Negative results are excluded: In order to document that an intervention works, we might have to perform many RCTs, some of which show no effect or are inconclusive. Such negative results are rarely published, leaving the results of a number of studies unknown. Any systematic review of RCTs is thus in danger of showing an overly optimistic trend. This is why there is an increasing pressure on scientists to publish negative results.
These are not necessarily weaknesses of RCTs as such. All scientific methods have their limitations. The problem lies in how we interpret the results from these studies. If we fail to take into account what is excluded already at the outset of an RCT, we risk drawing conclusions that are not scientifically supported. One conclusion we might draw is that what happened to the people in the study applies to individuals that were not part of the study. That is, we assume external validity. If a study is performed on women over 60, for instance, the results might not transfer directly to men under 30. The randomization is supposed to guarantee that the groups in the trial represent the general population, to which the results are meant to apply.

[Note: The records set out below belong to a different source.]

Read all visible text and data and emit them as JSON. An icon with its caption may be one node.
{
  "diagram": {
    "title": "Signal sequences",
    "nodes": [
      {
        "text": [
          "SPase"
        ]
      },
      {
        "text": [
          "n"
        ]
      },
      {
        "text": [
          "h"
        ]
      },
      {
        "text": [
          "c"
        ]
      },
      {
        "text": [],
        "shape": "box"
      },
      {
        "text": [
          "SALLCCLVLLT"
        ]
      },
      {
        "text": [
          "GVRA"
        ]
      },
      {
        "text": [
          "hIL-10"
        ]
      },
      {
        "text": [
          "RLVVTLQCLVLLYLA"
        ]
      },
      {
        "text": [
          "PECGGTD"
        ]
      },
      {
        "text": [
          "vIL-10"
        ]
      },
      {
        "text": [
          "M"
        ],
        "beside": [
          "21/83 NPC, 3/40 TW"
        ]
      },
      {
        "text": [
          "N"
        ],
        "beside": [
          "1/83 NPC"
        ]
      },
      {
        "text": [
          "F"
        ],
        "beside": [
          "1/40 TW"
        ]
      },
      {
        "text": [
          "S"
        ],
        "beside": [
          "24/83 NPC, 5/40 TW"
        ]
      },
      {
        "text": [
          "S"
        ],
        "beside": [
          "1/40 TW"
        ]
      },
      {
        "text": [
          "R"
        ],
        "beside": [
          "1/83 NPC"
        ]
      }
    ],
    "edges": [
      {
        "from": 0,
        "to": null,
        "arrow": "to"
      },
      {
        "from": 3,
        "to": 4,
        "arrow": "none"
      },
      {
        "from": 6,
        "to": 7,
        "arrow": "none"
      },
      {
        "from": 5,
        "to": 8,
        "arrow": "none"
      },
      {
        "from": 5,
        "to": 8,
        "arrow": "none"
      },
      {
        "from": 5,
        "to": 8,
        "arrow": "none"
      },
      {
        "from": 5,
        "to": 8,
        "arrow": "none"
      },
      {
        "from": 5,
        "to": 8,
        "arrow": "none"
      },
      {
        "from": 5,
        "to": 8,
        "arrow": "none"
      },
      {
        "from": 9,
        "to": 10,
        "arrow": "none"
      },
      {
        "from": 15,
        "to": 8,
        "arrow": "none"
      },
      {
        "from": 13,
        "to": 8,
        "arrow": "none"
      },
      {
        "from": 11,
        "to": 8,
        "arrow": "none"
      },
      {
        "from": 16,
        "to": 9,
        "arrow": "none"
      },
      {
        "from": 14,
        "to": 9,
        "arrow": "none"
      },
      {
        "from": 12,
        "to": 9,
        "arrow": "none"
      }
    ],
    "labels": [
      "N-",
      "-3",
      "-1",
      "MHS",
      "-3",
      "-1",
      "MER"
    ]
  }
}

But say a medical treatment is tested on a relatively young, healthy and homogenic group; can we conclude that the results also apply to the old, the sick and the very young? No. And if no studies show that the treatment has severe adverse effects; can we conclude that those who take the medication won’t have any? No. And if the medication has a documented effect in 9 out of 10 patients; can we infer that an individual patient will have a 90 percent propensity to have such an effect? No.
Being open and explicit about what is excluded from RCTs already at the outset, allows a more realistic interpretation of the results. We might also be more cautious about applying these results universally and unconditionally.